To increase your file descriptors:

  1. Log in as root. If you do not have root access, you must obtain it before continuing.
  2. Change to the etc directory.
    Attention: If you decide to increase the number of file handles in the next step, do not leave an empty initscript file on your computer. If you do so, your computer will not start up the next time that you turn it on or restart.
  3. Use the vi editor to edit the initscript file in the etc directory. If this file does not exist, type vi initscript to create it.
  4. On the first line, type ulimit -n 30000. The point is that 30000 is significantly larger than 1024, the default value on most Linux computers.
    Important: Do not set the number of handles too high, because doing so can negatively impact system-wide performance.
  5. On the second line, type eval exec "$4".
  6. Save and close the file after making sure that you have completed steps 4 and 5.
    Note: Ensure that you follow the steps correctly. If this procedure is not completed correctly, your computer will not start.
  7. Optional: Restrict the number of handles available to users or groups by modifying the limits.conf file in the etc/security directory. Both SUSE Linux Enterprise Server (SLES) Version 9 and Red Hat Enterprise Linux Version 4.0 have this file by default. If you do not have this file, consider using a smaller number in step 4 in the previous procedure (for example, 2048). Do this so that most users have a reasonably low limit on the number of open files that are allowed per process. If you use a relatively low number in step 4, it is less important to do this. However, if you set a high number in step 4 earlier and you do not establish limits in the limits.conf file, computer performance can be significantly reduced.

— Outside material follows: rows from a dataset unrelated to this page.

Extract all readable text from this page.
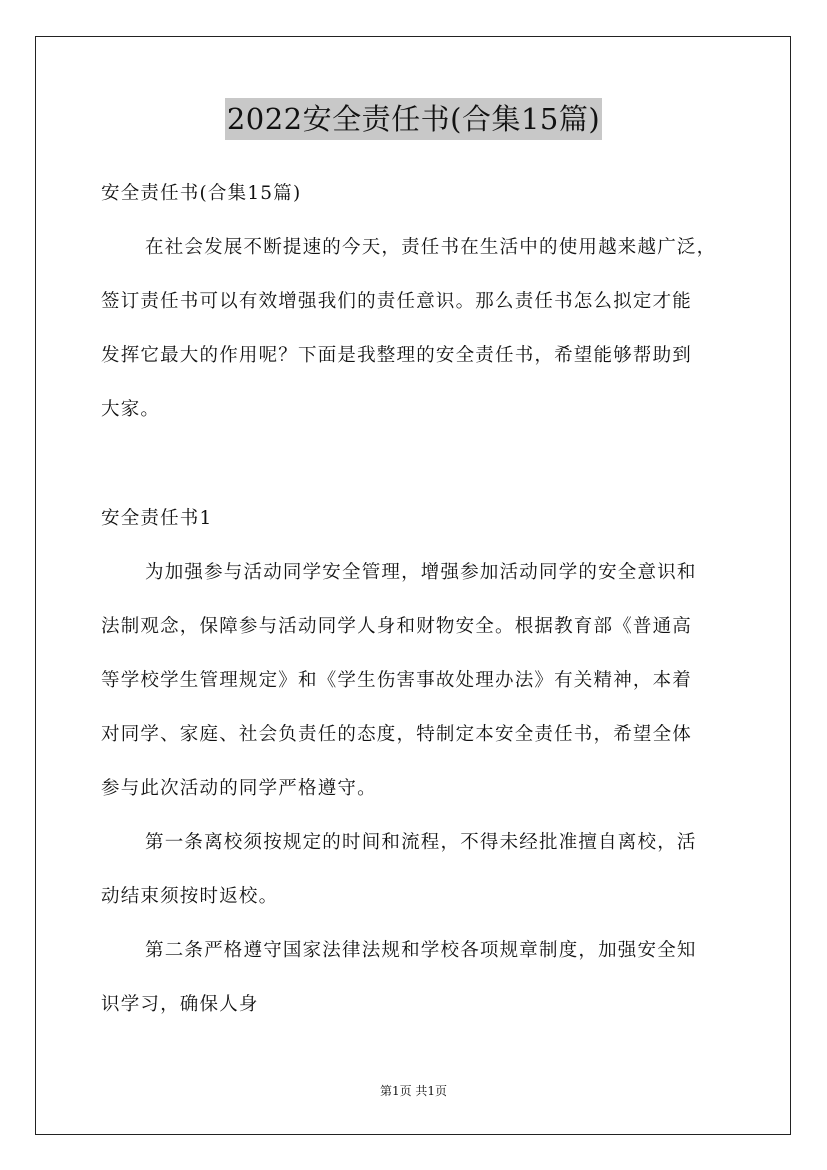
2022安全责任书(合集15篇)
安全责任书(合集15篇)
在社会发展不断提速的今天，责任书在生活中的使用越来越广泛，
签订责任书可以有效增强我们的责任意识。那么责任书怎么拟定才能
发挥它最大的作用呢？下面是我整理的安全责任书，希望能够帮助到
大家。
安全责任书1
为加强参与活动同学安全管理，增强参加活动同学的安全意识和
法制观念，保障参与活动同学人身和财物安全。根据教育部《普通高
等学校学生管理规定》和《学生伤害事故处理办法》有关精神，本着
对同学、家庭、社会负责任的态度，特制定本安全责任书，希望全体
参与此次活动的同学严格遵守。
第一条离校须按规定的时间和流程，不得未经批准擅自离校，活
动结束须按时返校。
第二条严格遵守国家法律法规和学校各项规章制度，加强安全知
识学习，确保人身
第1页 共1页
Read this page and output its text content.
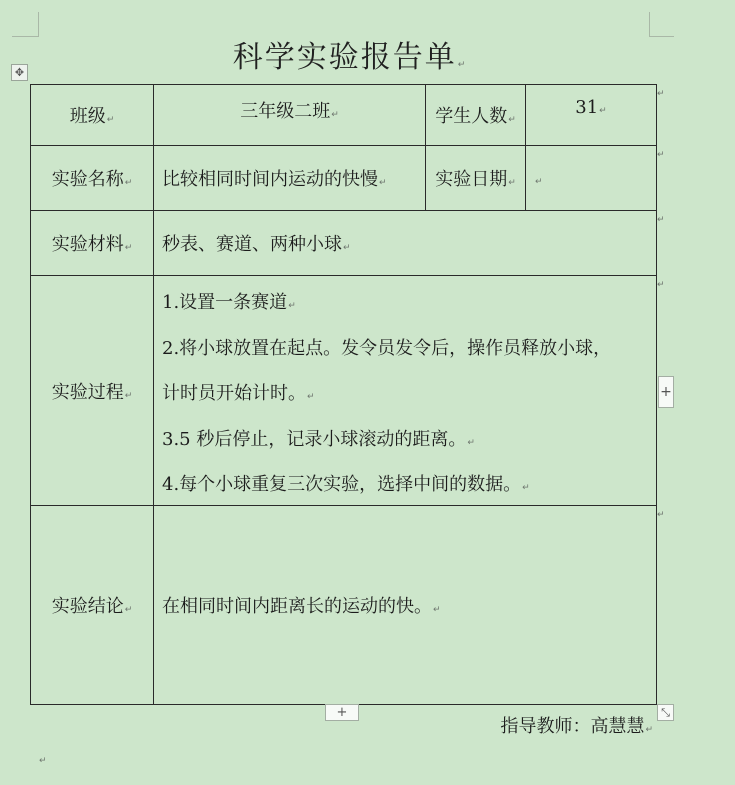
科学实验报告单↵
✥
班级↵	三年级二班↵	学生人数↵	31↵
实验名称↵	比较相同时间内运动的快慢↵	实验日期↵	↵
实验材料↵	秒表、赛道、两种小球↵		
实验过程↵	1.设置一条赛道↵
2.将小球放置在起点。发令员发令后，操作员释放小球，
计时员开始计时。↵
3.5 秒后停止，记录小球滚动的距离。↵
4.每个小球重复三次实验，选择中间的数据。↵		

实验结论↵	在相同时间内距离长的运动的快。↵		
↵
↵
↵
↵
↵
+
+	⤡
指导教师：高慧慧↵
↵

    The following sample limits.conf file restricts all users, and then sets different limits for others afterwards. This sample assumes that you set handles to 8192 in step 4 earlier.

    *      soft nofile 1024
    *      hard nofile 2048
    root    soft nofile 4096
    root    hard nofile 8192
    user1   soft nofile 2048
    user1 hard nofile 2048

    Note that the * in the preceding example sets the limits for all users first. These limits are lower than the limits that follow. The root user has a higher number of allowable handles open, while the number that is available to user1 is between the two. Make sure that you read and understand the documentation that the limits.conf file contains before making changes.